The county would only be able to enact such a tax in areas where there is not already a city municipality doing the same. As of now, Vancouver is the only Clark County city to have implemented the tax, and thus the county would work in direct collaboration on overlapping projects.   

“When we talked about this this week in our meeting, I think it was very much project specific, looking at collaboration and the city said there may be projects that they move forward with on their own,” said Councilor John Blom. “There may be projects where there’d be an opportunity to jointly fund the development of housing units. We could look at projects in the unincorporated area, Hazel Dell, Orchards, some of those.”
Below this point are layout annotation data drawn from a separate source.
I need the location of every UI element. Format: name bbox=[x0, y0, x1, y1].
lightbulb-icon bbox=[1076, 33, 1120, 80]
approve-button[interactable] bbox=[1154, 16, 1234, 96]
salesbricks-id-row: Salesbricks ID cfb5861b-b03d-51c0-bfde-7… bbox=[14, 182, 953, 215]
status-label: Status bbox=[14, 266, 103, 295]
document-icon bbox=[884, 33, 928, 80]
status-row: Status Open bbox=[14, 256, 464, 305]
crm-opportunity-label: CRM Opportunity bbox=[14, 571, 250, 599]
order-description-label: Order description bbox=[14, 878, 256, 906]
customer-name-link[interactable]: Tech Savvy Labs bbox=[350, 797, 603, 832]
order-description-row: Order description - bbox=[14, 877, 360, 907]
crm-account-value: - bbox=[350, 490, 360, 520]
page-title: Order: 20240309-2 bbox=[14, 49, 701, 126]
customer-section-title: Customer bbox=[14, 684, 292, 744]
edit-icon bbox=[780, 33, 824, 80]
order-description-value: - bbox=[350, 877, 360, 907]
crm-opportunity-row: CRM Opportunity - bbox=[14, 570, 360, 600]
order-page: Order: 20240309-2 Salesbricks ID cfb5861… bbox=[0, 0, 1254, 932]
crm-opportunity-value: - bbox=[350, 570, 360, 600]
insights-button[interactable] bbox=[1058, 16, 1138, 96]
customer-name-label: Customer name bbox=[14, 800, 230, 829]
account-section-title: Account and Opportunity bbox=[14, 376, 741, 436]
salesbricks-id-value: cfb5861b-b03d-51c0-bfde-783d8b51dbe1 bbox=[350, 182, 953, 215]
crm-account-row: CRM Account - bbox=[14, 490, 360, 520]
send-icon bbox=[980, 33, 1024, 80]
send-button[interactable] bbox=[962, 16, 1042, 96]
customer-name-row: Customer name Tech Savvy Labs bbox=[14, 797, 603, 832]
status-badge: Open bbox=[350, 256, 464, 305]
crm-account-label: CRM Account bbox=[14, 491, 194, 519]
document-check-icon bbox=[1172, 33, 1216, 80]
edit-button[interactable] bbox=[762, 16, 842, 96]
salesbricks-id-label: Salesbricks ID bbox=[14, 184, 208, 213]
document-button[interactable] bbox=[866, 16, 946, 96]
Councilors Blom and Temple Lentz sit on the Joint Executive Board on Homelessness, which brought the housing tax to the attention of the full council. After hearing an overview and requirements, as well as options, the councilors could push to enact the new tax next week, or opt to revisit it at a later date and likely place it on the ballot in the next November general election. 

Mark Gassaway, finance director for the county, gave a brief overview of how much such a tax could generate in the county with the subtraction of Vancouver, but with estimates based on 2020 numbers.

If the tax had been in place over this past year, it would have brought in around $3.2 million, Gassaway said. He was quick to point out that this is not entirely reflective of what 2021 or a future year may look like, however, since the pandemic has reduced sales tax funds over all. Gassaway said he estimates 2021 would bring in closer to $3.5 million. 

Graphic courtesy of Clark County
Graphic courtesy of Clark County

Vanessa Gaston, the Department of Community Services director, explained that after looking at the Department of Commerce and studies from 2015, that a large deficit in affordable housing unit space existed; over 4,000 households too few. Gaston also explained a few of the projects that new funds could flow into if a tax were passed, including the Motel 6 used for those affected by COVID-19.  

“There were about 169 people, unduplicated, that stayed there from April to the first part of December, only about 56 people were able to move to housing because we could not find housing for them in the community,” Gaston said. “So a number of them went to shelters or motels or some went back to the street. That’s a big issue is we just build the shelters but there’s no housing to move this population to and the county has the lead for the homeless plan.”

Ultimately, Councilors Julie Olson and Gary Medvigy, along with Council Chair Eileen Quiring O’Brien, favored the collection of additional information on potential projects and a vote of the people over councilmanic action. They will revisit the matter in 2021.   

“I think it’s clear based on all the comments we’ve heard this morning that the need is there,” Olson said. “One thing that is a little bit missing for me still is what exactly are we funding? Do we have projects, I mean, we have some in the pipeline here. I think the case has been well made this morning, but I think it’s made well enough that we could ask our voters to vote on this. If the case is strong enough, our voters should support it.”

Medvigy and Quiring O’Brien echoed Olson’s comments and voiced support for the joint committee continuing it’s process with Vancouver in the time leading up to November. 

“This is the most complex vexing problem we have between affordable housing and taking care of those in most need,” Medvigy said. “We have a huge gap right now, and as just explained by all the questions and answers, it’s getting bigger, we’re making marginal progress on it. I think we have made a case we need to do more.”

Lentz expressed support for a vote, but also disappointment at the choice for future deliberation rather than immediate action.

“We’re going to have multiple eviction crises coming as restrictions around COVID come up and eviction moratoriums are listed,” Lentz said. “By next November, this is going to be even worse. I think we can make the case and I think we can put it before the voters and have it pass. I also think that we were elected to make hard decisions, and I wish that that’s what we were seeing here.”